Justwin, I was just going to save the picture you sent me of Sirius but she is not there anymore. The notification from the forum says "as Sirius". I cant see any posts from you of those you sent in this matter. Could you please upload the picture again. Sorry if it took to long time to answer.


----------



## JustWin (Sep 21, 2018)

I deleted it because it looks the same as your last image. Here it is again. >


----------



## imar (Dec 6, 2013)

I agree with you. It looks very much the same. I cant find any detail which is different. Where did you find it? She was sold from Emden 1939 as Sirius AE 60 and now the label of your photo says AE 30. I must find somebody who can tell the names of theese two numbers. It looks like one of them is wrong.


----------



## JustWin (Sep 21, 2018)

I found the image on here. I think the number is a typo. >


----------



## JustWin (Sep 21, 2018)

Just testing to see if you can read it. > NO you can't. Will delete it


----------



## imar (Dec 6, 2013)

JustWin said:


> Just testing to see if you can read it. > NO you can't. Will delete it



With some difficulties I could read most of it and all theese things I had from before.


----------



## eddyw (Nov 6, 2007)

Some clues as to alterations over her career can be gleaned from the tonnage figures recorded.When the engine was installed in 1928 the gross tonnage increased from c 95 to 102 (+7grt)suggesting, given same hull dimensions, addition of perhaps a wheelhouse (1grt=100cu ft enclosed space). (Note that the as built grt figure is very close to the 'under deck' tonnage figure later recorded in LR) The net tonnage decreased at this time as some 'earning' space was now occupied by machinery.

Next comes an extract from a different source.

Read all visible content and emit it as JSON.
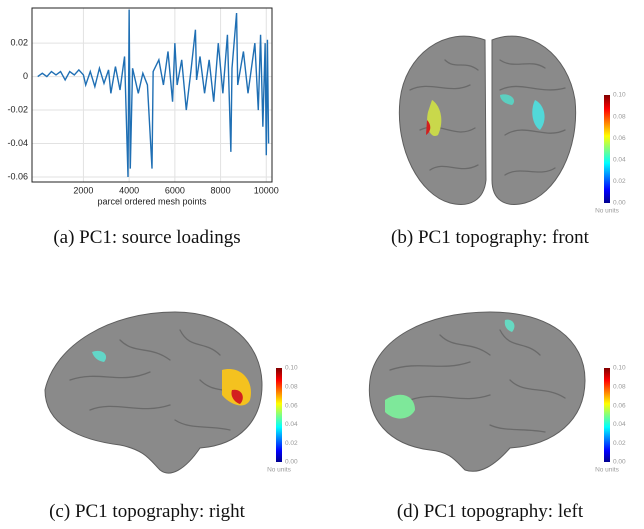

She was lengthened in 1934 when the 'under deck' tonnage increased from 96 to 109 (+13) the grt increasing from 102 to 115 (+13) suggesting that superstructure remained unaltered and that the tonnage increase is explained by the extra 2m length added to the hull. Conversion to a cargo ship in 1946 increased the grt to 126 (+11) indicating a further expansion of aft superstructure. This all suggests that the available photos show her post 1946 conversion condition. All cir***stantial of course!


----------



## imar (Dec 6, 2013)

Yes I will save your conclusion about Hamnfjord. Now I will start a new tread about another logger Hugo.


----------